Nieuwe stedelijke ontwikkeling

Met artikel 3.1.6, tweede lid, van het Bro is blijkens de geschiedenis van totstandkoming van deze bepaling beoogd zorgvuldig ruimtegebruik te stimuleren. De ladder duurzame verstedelijking is geen blauwdruk voor een optimale ruimtelijke inpassing van alle nieuwe ontwikkelingen, maar bewerkstelligt dat de wens om in een nieuwe stedelijke ontwikkeling te voorzien aan de hand van het toetsingskader van artikel 3.1.6, tweede lid, van het Bro nadrukkelijk in de plantoelichting wordt gemotiveerd en afgewogen met oog voor de ontwikkelingsbehoefte van een gebied en met oog voor de toekomstige ruimtebehoefte en de ontwikkeling van de omgeving waarin het gebied ligt.

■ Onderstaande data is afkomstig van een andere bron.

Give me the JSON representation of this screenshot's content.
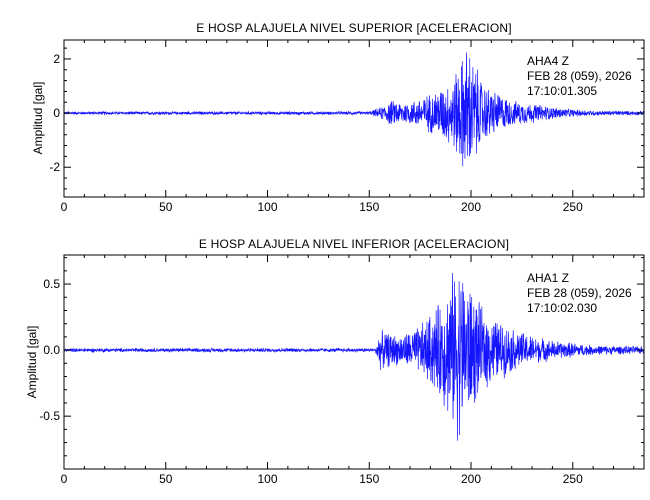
{
  "chart_data": [
    {
      "type": "line",
      "title": "E HOSP ALAJUELA NIVEL SUPERIOR [ACELERACION]",
      "ylabel": "Amplitud [gal]",
      "xlabel": "",
      "xlim": [
        0,
        285
      ],
      "ylim": [
        -3.1,
        2.7
      ],
      "xticks": [
        0,
        50,
        100,
        150,
        200,
        250
      ],
      "xtick_labels": [
        "0",
        "50",
        "100",
        "150",
        "200",
        "250"
      ],
      "yticks": [
        2,
        0,
        -2
      ],
      "ytick_labels": [
        "2",
        "0",
        "-2"
      ],
      "annotation": [
        "AHA4 Z",
        "FEB 28 (059), 2026",
        "17:10:01.305"
      ],
      "series": [
        {
          "color": "#1414ff",
          "envelope": {
            "x": [
              0,
              150,
              156,
              160,
              170,
              180,
              190,
              195,
              198,
              202,
              206,
              212,
              220,
              230,
              240,
              250,
              260,
              285
            ],
            "amp": [
              0.06,
              0.06,
              0.25,
              0.5,
              0.45,
              0.8,
              1.3,
              2.1,
              2.8,
              2.0,
              1.2,
              0.9,
              0.5,
              0.4,
              0.25,
              0.15,
              0.1,
              0.08
            ]
          }
        }
      ]
    },
    {
      "type": "line",
      "title": "E HOSP ALAJUELA NIVEL INFERIOR [ACELERACION]",
      "ylabel": "Amplitud [gal]",
      "xlabel": "",
      "xlim": [
        0,
        285
      ],
      "ylim": [
        -0.9,
        0.72
      ],
      "xticks": [
        0,
        50,
        100,
        150,
        200,
        250
      ],
      "xtick_labels": [
        "0",
        "50",
        "100",
        "150",
        "200",
        "250"
      ],
      "yticks": [
        0.5,
        0.0,
        -0.5
      ],
      "ytick_labels": [
        "0.5",
        "0.0",
        "-0.5"
      ],
      "annotation": [
        "AHA1 Z",
        "FEB 28 (059), 2026",
        "17:10:02.030"
      ],
      "series": [
        {
          "color": "#1414ff",
          "envelope": {
            "x": [
              0,
              153,
              155,
              165,
              175,
              185,
              190,
              194,
              198,
              205,
              210,
              220,
              230,
              240,
              250,
              260,
              285
            ],
            "amp": [
              0.015,
              0.015,
              0.16,
              0.12,
              0.2,
              0.4,
              0.6,
              0.75,
              0.6,
              0.35,
              0.28,
              0.18,
              0.12,
              0.08,
              0.06,
              0.04,
              0.03
            ]
          }
        }
      ]
    }
  ]
}
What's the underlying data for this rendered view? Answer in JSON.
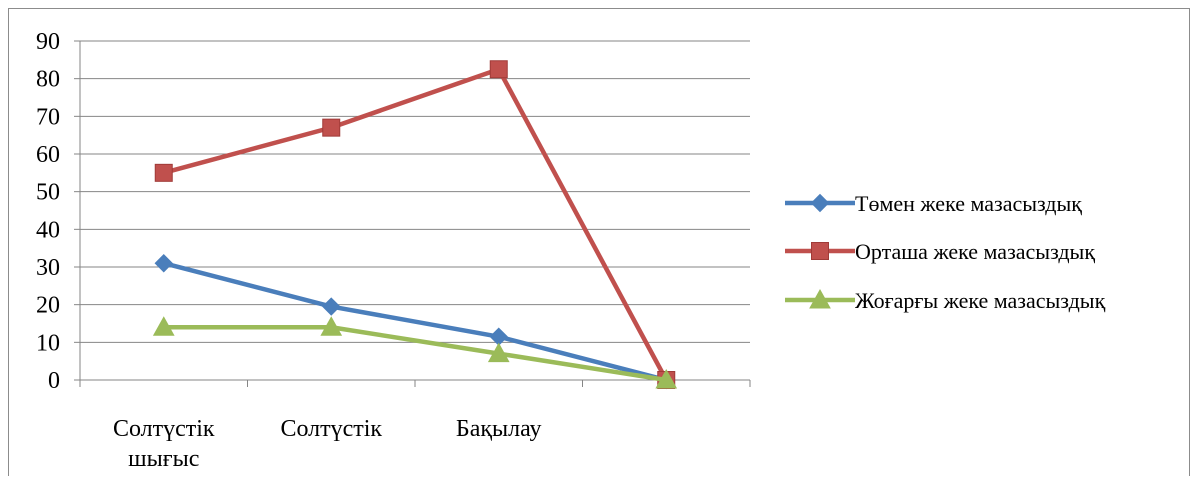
{
  "chart_data": {
    "type": "line",
    "title": "",
    "xlabel": "",
    "ylabel": "",
    "categories": [
      [
        "Солтүстік",
        "шығыс"
      ],
      [
        "Солтүстік"
      ],
      [
        "Бақылау"
      ],
      [
        ""
      ]
    ],
    "ylim": [
      0,
      90
    ],
    "yticks": [
      0,
      10,
      20,
      30,
      40,
      50,
      60,
      70,
      80,
      90
    ],
    "grid": "horizontal",
    "legend_position": "right",
    "series": [
      {
        "name": "Төмен жеке мазасыздық",
        "color": "#4a7ebb",
        "marker": "diamond",
        "values": [
          31,
          19.5,
          11.5,
          0
        ]
      },
      {
        "name": "Орташа жеке мазасыздық",
        "color": "#c0504d",
        "marker": "square",
        "values": [
          55,
          67,
          82.5,
          0
        ]
      },
      {
        "name": "Жоғарғы жеке мазасыздық",
        "color": "#9bbb59",
        "marker": "triangle",
        "values": [
          14,
          14,
          7,
          0
        ]
      }
    ]
  }
}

Het plan voorziet in de aanleg van een weg met bijbehorende voorzieningen. De aanleg van een weg wordt niet aangemerkt als een stedelijke ontwikkeling als bedoeld in artikel 3.1.6, tweede lid, in samenhang met artikel 1.1.1, eerste lid, onder i, van het Bro. De definitie van een stedelijke ontwikkeling luidt als volgt: 'ruimtelijke ontwikkeling van een bedrijventerrein of zeehaventerrein, of van kantoren, detailhandel, woningbouwlocaties of andere stedelijke voorzieningen.' Uit deze definitie valt te concluderen dat de verbreding van een snelweg niet valt onder een stedelijke ontwikkeling. Gelet hierop is artikel 3.1.6, tweede lid, van het Bro niet van toepassing.

3.2.4 Waterwetgeving     

De Waterwet is gericht op:

  1. voorkoming en waar nodig beperking van overstromingen, wateroverlast en waterschaarste,
  2. bescherming en verbetering van de chemische en ecologische kwaliteit van watersystemen,
  3. vervulling van maatschappelijke functies door watersystemen.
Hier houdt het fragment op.